Di Ciputat itulah, saya berkenalan dengan pemikiran dan tulisan-tulisan Karl Marx dan Marxisme, yang kemudian tanpa sengaja, beberapa bulan kemudian, berkenalan dengan Marx-nya Islam, yaitu Ali Syari’ati. Sembari terus mengakrabi filsafat Barat dan kesusastraan, saya membaca tulisan-tulisan para filsuf, ulama, dan penulis Islam bermazhab Syi’ah, tentu juga khazanah Islam lainnya. Inilah fase di mana saya “kembali berjumpa” dengan Islam –setelah dalam waktu yang cukup lama saya mencampakkannya ketika asik dengan khazanah filsafat sekuler dan ateisme.

Sebab, haruslah saya akui, ketika saya asik dalam khazanah materialisme, ateisme, dan sekulerisme itulah saya mulai berani meragukan agama, dan bahkan mulai berani meninggalkan ritual Islam saya.
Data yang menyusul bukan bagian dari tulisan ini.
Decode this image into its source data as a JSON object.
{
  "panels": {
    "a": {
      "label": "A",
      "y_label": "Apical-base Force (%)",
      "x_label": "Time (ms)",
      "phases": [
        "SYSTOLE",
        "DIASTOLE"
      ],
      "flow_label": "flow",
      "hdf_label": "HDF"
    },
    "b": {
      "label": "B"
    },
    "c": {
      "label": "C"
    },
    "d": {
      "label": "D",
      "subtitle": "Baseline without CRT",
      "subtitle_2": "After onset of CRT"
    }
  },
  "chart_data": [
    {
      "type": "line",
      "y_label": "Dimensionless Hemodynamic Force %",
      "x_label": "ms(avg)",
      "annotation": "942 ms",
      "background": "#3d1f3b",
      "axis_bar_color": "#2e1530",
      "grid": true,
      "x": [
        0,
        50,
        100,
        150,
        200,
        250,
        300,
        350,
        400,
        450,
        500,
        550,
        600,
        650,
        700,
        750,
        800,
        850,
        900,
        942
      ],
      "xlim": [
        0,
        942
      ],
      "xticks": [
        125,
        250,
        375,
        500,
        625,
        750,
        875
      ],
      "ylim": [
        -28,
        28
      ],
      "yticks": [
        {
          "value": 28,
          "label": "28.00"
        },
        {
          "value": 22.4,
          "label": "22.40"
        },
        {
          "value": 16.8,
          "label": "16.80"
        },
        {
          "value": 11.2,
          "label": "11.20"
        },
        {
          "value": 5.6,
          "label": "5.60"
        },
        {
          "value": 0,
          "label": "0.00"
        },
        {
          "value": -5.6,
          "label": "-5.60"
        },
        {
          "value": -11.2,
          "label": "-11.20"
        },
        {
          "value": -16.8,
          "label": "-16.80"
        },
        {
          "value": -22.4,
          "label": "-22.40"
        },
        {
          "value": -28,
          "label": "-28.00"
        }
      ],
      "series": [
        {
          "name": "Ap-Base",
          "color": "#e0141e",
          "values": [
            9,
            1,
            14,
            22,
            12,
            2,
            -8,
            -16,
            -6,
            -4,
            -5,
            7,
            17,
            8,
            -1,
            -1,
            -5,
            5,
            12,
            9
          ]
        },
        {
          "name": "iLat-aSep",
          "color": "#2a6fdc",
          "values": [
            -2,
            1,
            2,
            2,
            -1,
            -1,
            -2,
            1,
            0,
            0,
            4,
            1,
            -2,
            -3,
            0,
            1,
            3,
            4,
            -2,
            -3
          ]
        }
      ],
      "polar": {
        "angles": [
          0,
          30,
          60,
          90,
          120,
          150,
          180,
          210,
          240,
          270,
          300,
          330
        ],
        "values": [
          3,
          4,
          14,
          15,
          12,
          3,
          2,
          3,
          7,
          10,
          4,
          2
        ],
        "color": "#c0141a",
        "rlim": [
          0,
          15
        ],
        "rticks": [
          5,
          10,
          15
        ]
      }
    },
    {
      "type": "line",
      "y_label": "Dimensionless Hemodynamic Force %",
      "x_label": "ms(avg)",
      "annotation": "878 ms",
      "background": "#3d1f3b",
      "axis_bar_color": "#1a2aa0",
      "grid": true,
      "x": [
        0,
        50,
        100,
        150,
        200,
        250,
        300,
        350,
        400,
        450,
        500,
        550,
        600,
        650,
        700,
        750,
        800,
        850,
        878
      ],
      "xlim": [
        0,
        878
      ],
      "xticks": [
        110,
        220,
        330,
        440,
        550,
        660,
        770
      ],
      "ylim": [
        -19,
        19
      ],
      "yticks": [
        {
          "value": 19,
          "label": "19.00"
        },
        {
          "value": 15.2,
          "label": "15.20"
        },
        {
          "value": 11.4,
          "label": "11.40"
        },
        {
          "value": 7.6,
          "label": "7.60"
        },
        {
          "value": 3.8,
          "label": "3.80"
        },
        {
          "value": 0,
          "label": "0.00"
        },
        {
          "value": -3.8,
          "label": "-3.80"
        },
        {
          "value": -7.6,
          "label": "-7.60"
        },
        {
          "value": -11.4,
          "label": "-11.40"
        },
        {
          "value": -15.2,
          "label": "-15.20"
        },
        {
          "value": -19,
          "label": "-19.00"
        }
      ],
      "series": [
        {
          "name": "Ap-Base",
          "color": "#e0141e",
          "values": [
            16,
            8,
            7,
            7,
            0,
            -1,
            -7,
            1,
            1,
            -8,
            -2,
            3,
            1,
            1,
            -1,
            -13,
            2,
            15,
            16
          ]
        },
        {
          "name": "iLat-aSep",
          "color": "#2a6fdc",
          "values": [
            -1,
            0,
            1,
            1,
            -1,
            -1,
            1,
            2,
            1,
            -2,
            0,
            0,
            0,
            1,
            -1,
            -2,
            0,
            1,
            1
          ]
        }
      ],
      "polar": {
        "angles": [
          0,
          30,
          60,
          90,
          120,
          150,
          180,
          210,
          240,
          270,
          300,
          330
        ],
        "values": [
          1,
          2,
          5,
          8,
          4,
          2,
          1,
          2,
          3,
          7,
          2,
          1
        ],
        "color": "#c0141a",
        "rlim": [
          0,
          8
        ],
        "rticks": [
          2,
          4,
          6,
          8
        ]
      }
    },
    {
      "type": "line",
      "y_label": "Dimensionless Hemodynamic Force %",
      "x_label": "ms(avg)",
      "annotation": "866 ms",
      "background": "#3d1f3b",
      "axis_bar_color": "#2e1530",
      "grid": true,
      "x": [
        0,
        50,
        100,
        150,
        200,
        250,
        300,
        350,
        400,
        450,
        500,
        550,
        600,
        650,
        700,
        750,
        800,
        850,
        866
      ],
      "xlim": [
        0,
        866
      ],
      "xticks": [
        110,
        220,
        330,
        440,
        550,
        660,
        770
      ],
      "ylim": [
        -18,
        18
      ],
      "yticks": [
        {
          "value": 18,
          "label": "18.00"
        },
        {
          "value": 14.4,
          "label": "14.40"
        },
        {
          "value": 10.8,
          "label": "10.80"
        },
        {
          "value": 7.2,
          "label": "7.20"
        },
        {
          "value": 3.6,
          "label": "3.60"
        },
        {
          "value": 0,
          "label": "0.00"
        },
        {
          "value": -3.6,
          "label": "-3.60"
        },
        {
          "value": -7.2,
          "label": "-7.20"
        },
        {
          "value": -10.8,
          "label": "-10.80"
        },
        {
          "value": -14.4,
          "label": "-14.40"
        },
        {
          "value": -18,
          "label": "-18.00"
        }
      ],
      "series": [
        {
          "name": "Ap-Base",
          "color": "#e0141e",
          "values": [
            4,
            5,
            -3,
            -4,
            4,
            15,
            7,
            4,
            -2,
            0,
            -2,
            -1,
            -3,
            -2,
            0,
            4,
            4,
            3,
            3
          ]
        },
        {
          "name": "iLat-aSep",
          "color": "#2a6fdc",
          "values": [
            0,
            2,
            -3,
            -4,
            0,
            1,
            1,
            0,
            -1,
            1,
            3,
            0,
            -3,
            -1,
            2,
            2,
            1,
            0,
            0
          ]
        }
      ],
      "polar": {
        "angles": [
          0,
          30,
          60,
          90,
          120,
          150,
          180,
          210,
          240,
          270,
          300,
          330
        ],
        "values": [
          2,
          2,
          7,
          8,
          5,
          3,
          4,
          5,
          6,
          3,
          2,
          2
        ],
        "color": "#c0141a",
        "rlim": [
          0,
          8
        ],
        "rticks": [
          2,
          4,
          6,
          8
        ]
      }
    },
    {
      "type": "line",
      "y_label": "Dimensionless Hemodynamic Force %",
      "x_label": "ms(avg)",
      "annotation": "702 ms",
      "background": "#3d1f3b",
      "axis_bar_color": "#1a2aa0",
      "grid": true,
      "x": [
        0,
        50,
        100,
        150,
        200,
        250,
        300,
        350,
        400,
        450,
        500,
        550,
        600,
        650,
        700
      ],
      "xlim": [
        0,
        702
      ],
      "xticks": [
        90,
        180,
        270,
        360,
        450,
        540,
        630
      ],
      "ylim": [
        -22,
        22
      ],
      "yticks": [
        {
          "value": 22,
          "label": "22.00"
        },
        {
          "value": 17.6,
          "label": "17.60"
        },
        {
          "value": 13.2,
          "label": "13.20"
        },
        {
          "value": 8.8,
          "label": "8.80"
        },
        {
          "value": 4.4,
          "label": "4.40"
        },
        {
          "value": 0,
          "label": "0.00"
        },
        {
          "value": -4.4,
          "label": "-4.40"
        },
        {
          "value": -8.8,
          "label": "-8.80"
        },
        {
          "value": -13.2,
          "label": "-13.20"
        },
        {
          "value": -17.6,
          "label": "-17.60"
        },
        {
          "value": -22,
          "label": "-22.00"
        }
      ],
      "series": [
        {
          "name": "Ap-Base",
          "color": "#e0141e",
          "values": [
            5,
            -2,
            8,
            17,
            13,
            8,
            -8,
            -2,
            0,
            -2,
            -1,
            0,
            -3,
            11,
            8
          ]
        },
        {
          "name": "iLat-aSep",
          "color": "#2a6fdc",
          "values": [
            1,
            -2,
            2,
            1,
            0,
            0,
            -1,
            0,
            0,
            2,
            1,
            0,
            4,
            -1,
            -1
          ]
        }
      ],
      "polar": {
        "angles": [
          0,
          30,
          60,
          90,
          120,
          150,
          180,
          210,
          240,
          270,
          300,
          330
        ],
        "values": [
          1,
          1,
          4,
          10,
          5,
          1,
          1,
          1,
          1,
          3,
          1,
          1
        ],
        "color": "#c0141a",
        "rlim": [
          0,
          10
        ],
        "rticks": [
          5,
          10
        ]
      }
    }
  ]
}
Sementara itu, khazanah kesusastraan saya kenal lewat jurnal dan majalah berkala, semisal majalah sastra Horison dan jurnal Kalam –yang selebihnya dari lembar-lembar koran –alias harian, di setiap hari Minggu, karena kebetulan tempat kajian di mana kemudian saya tinggal, berlangganan semua terbitan itu.

Bersamaan dengan itu semua, saya mulai terbuka dengan khazanah Islam yang lain, semisal Islam mazhab Syi’ah –yah lewat pembacaan tekstual, lewat buku dan tulisan. Dengan sendirinya saya mulai memandang tinggi tradisi menulis, tak lain karena saya berjumpa dengan khazanah yang sebelumnya saya tidak ketahui tersebut dapat saya kenali, saya akrabi, saya kaji, singkatnya: saya baca, tak lain lewat buku dan tulisan.

Akhirnya, dapatlah dikatakan bahwa perjumpaan saya dengan kesusastraan dan perjumpaan kembali saya dengan Islam, tak lepas dari pembacaan, “tradisi yang lain”, pergulatan serta pencarian intelektual itu sendiri –yang memang tidak terlepas dari buku-buku, tulisan, singkatnya dengan “teks”, setelah sebelumnya saya juga menjumpainya, yang dalam hal ini sisi keagamaan saya, dalam “tradisi”, dalam sebuah dunia yang tidak terlepas dari “situasi epistemiknya” serta wawasan dan khazanahnya. Dalam hal ini, “pembacaan” dan “penulisan” merupakan sebuah ikhtiar dalam rangka “menghidupkan” sekaligus merawat, dan tentu juga dalam rangka menghindari “kemalasan intelektual” sejauh menyangkut keduanya.